Die überwiegende Mehrheit der Menschen demonstrierte friedlich gegen das Vorgehen der russischen Behörden gegen Nawalny, der in einem Moskauer Gefängnis sitzt. Immer wieder kam es zu brutalen Festnahmen von Demonstranten, wie Reporter der Deutschen Presse-Agentur vor Ort berichteten. Fernseh-Bilder zeigten, wie vermummte Sicherheitskräfte auf wehrlose Demonstranten einschlugen. In St. Petersburg trat ein Polizist einer 54-Jährigen Frau so massiv in die Magengrube, dass sie mit dem Kopf auf dem Asphalt aufschlug. Sie hatte gefragt, warum die Uniformierten einen Demonstranten abführen. Sie kam mit einer Gehirnerschütterung bewusstlos ins Krankenhaus.

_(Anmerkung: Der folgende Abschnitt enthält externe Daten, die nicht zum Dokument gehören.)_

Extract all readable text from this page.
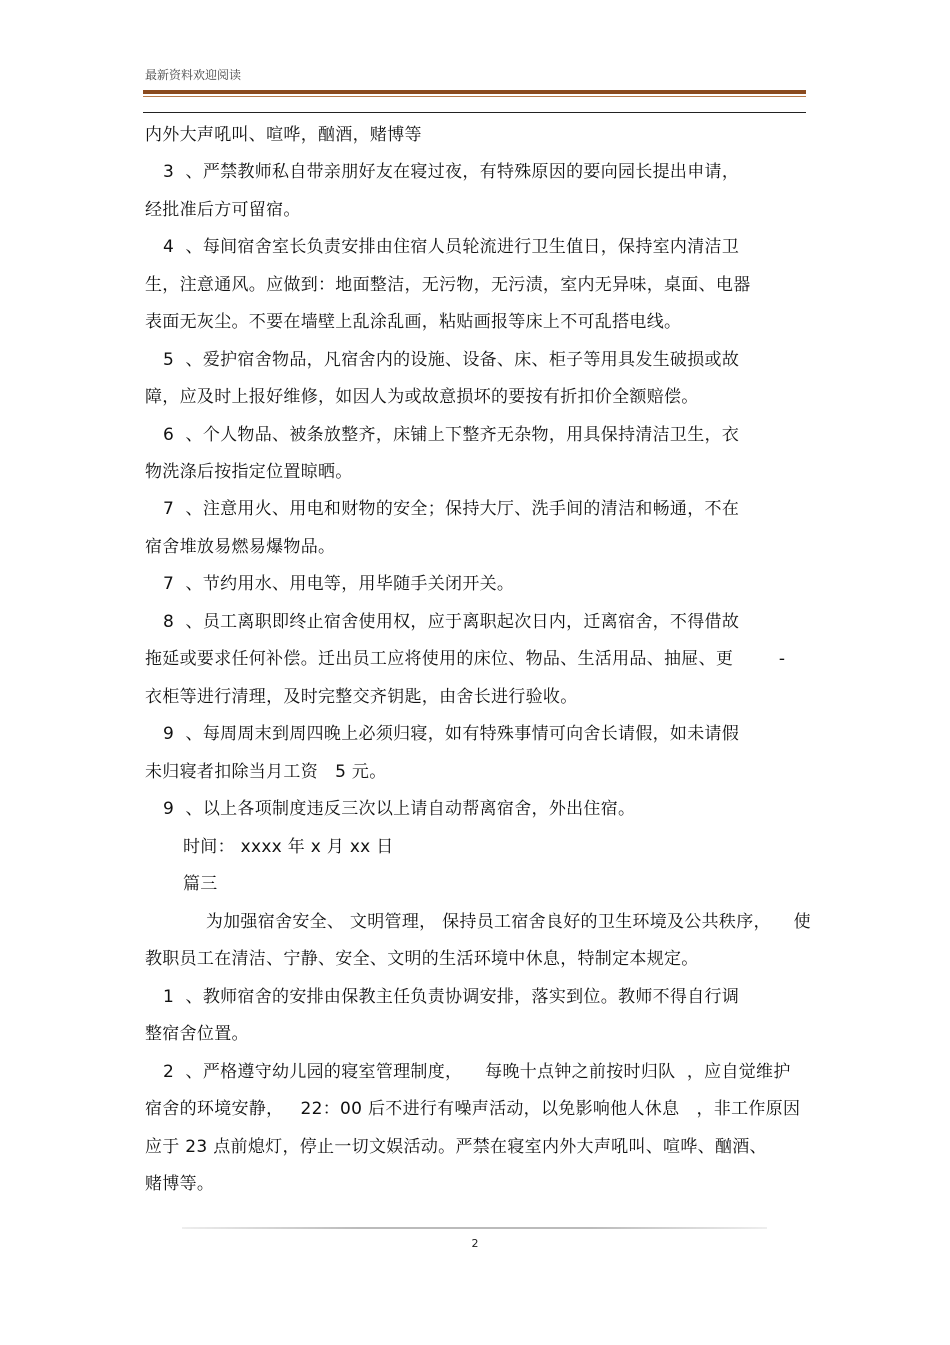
最新资料欢迎阅读
内外大声吼叫、喧哗，酗酒，赌博等
3  、严禁教师私自带亲朋好友在寝过夜，有特殊原因的要向园长提出申请，
经批准后方可留宿。
4  、每间宿舍室长负责安排由住宿人员轮流进行卫生值日，保持室内清洁卫
生，注意通风。应做到：地面整洁，无污物，无污渍，室内无异味，桌面、电器
表面无灰尘。不要在墙壁上乱涂乱画，粘贴画报等床上不可乱搭电线。
5  、爱护宿舍物品，凡宿舍内的设施、设备、床、柜子等用具发生破损或故
障，应及时上报好维修，如因人为或故意损坏的要按有折扣价全额赔偿。
6  、个人物品、被条放整齐，床铺上下整齐无杂物，用具保持清洁卫生，衣
物洗涤后按指定位置晾晒。
7  、注意用火、用电和财物的安全；保持大厅、洗手间的清洁和畅通，不在
宿舍堆放易燃易爆物品。
7  、节约用水、用电等，用毕随手关闭开关。
8  、员工离职即终止宿舍使用权，应于离职起次日内，迁离宿舍，不得借故
拖延或要求任何补偿。迁出员工应将使用的床位、物品、生活用品、抽屉、更        -
衣柜等进行清理，及时完整交齐钥匙，由舍长进行验收。
9  、每周周末到周四晚上必须归寝，如有特殊事情可向舍长请假，如未请假
未归寝者扣除当月工资   5 元。
9  、以上各项制度违反三次以上请自动帮离宿舍，外出住宿。
时间： xxxx 年 x 月 xx 日
篇三
为加强宿舍安全、 文明管理， 保持员工宿舍良好的卫生环境及公共秩序，    使
教职员工在清洁、宁静、安全、文明的生活环境中休息，特制定本规定。
1  、教师宿舍的安排由保教主任负责协调安排，落实到位。教师不得自行调
整宿舍位置。
2  、严格遵守幼儿园的寝室管理制度，    每晚十点钟之前按时归队  ，应自觉维护
宿舍的环境安静，   22：00 后不进行有噪声活动，以免影响他人休息   ，非工作原因
应于 23 点前熄灯，停止一切文娱活动。严禁在寝室内外大声吼叫、喧哗、酗酒、
赌博等。
2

EU-Außenbeauftragter verurteilt Vorgehen der Polizei

Der EU-Außenbeauftragte Josep Borrell kritisierte das Vorgehen der russischen Behörden gegen die Demonstrationen scharf. Er bedauere die zahlreichen Festnahmen, den unverhältnismäßigen Einsatz von Gewalt und die Einschränkung von Internet- und Telefonverbindungen, teilte Borrell am Samstagnachmittag mit. Er sei besorgt und werde am Montag mit den Außenministern der EU-Staaten bei einem Treffen in Brüssel über die nächsten Schritte der EU beraten.

Bereits Mitte der Woche hatten Vertreter von Mitgliedstaaten neue EU-Sanktionen wegen der Inhaftierung Nawalnys als realistische Option bezeichnet. Eine Entscheidung wird es aber vermutlich erst geben, wenn Nawalny längerfristig in Haft gehalten werden sollte.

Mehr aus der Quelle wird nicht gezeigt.